Despite the 34,000 adult baptisms, Bishop Musie Ghebreghiorghis, who leads the central Ethiopian Eparchy of Emdibir, told CWR that from his vantage point
the Catholic Church in Ethiopia is not growing by any means…. Conversion from Islam is unthinkable. In some areas however there are nominal Christians who follow traditional religions, and these are the targets of evangelization. At times in these areas entire populations ask to become Catholics for one reason or another. In one instance I know over 500 people in a group decided to become Catholics and asked for a Catholic burial place and a chapel simply because they were conquered by the good example of some sister missionaries who worked night and day without any reservation for the well-being of the population. In some other areas it is Protestant sect groups that ask to be accepted in the Catholic Church as a group. This inflates the numbers of conversions, but it does not increase that much the number of Catholics, because in the rest of the country there are no conversions and no effort made for ecumenical reasons.

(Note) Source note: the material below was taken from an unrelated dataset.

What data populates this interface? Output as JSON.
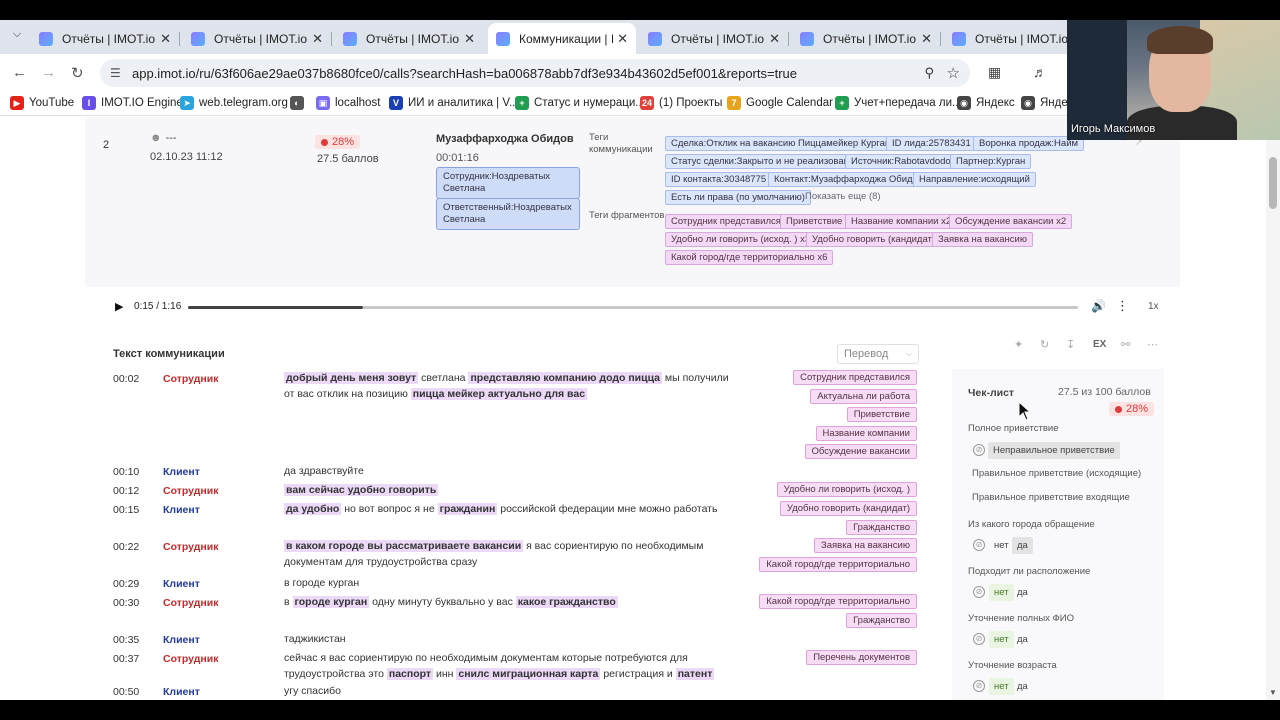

Rapid growth does not always imply healthy Catholic life. The growth of Catholicism in the Central African Republic—where Catholics number 948,000 (21 percent of the population), including nearly 47,000 adults baptized between 2004 and 2007—received scrutiny when Archbishop Paulin Pomodimo of Bangui, the nation’s leading prelate, resigned on May 26. The decision came on the heels of the May 16 resignation of 52-year-old Bishop François- Xavier Yombandje of Bossangoa, former president of the nation’s episcopal conference.
A Vatican investigation found that Archbishop Pomodimo adopted “a moral attitude which is not always in conformity with his commitments to follow Christ in chastity, poverty, and obedience.” The investigation, conducted by Archbishop Robert Sarah, the Guinea-born secretary of the Congregation for the Evangelization of Peoples, concluded that many local priests have children. A local newspaper reported that in most dioceses and the majority of parishes, priests live with women and have children.
In an open letter to the nation’s clergy, Cardinal Ivan Dias, prefect of the Congregation for the Evangelization of Peoples, emphasized that “many bad things have been done to the Body of Christ through poor and scandalous comportments.”